Eat tomato and grey shrimps in the glazed terrace of a café in Ghent, De Haan or Dinant, while your children tuck into meatballs and tomato sauce and the rain lashes down outside: you can only be in Belgium.

It goes beyond food. Spend a weekend morning in a provinciedomein like Kessel-Lo or Huizingen, and observe the other families. There will be fathers drinking 11am Leffes (because beer is essentially a soft drink, as every Belgian knows), and mothers dunking speculoos biscuits in their Rombouts coffee. It will all feel rather old-fashioned. There will be grandparents guarding pushchairs and older siblings looking after toddlers. In the distance, there may be gangs of the world’s scruffiest scouts, their shambolic uniforms only identifiable by a flash of a knotted scarf, being led on a treasure hunt by gangling teenage leaders. Some will be speaking Dutch, others French: to me all look distinctively Belgian.

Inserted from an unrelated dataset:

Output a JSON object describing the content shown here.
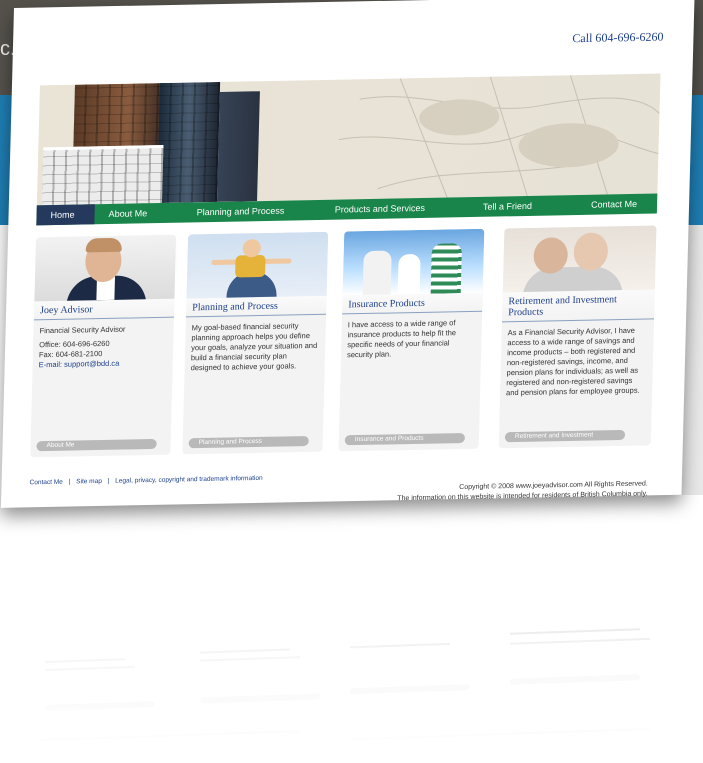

Plenty of countries partly define themselves by not being a neighbour (Canada is the non-America, for example). Belgium is uniquely not two neighbours: the French speaking place that is not France, the Dutch speaking place that is not the Netherlands. This is handled with a self-deprecating humour bordering on genius. My favourite song about Belgium is Dick Annegarn’s “Bruxelles”, in which the singer defines the city by considering the ways in which it is not Paris. Mr Annegarn, a Dutchman who sings in French, suggests it is a “cruel duel” to pit “neurotic Paris” against decadent, beer-soaked and frankly “moronic” Brussels. Nonetheless, he sings, he will return to Brussels, because France has left him a broken man. Mr Annegarn was duly made an honorary citizen of Brussels, for services to the worldwide image of the Belgian capital.

Is any of this enough to keep a country together? That is not a question a foreigner can answer.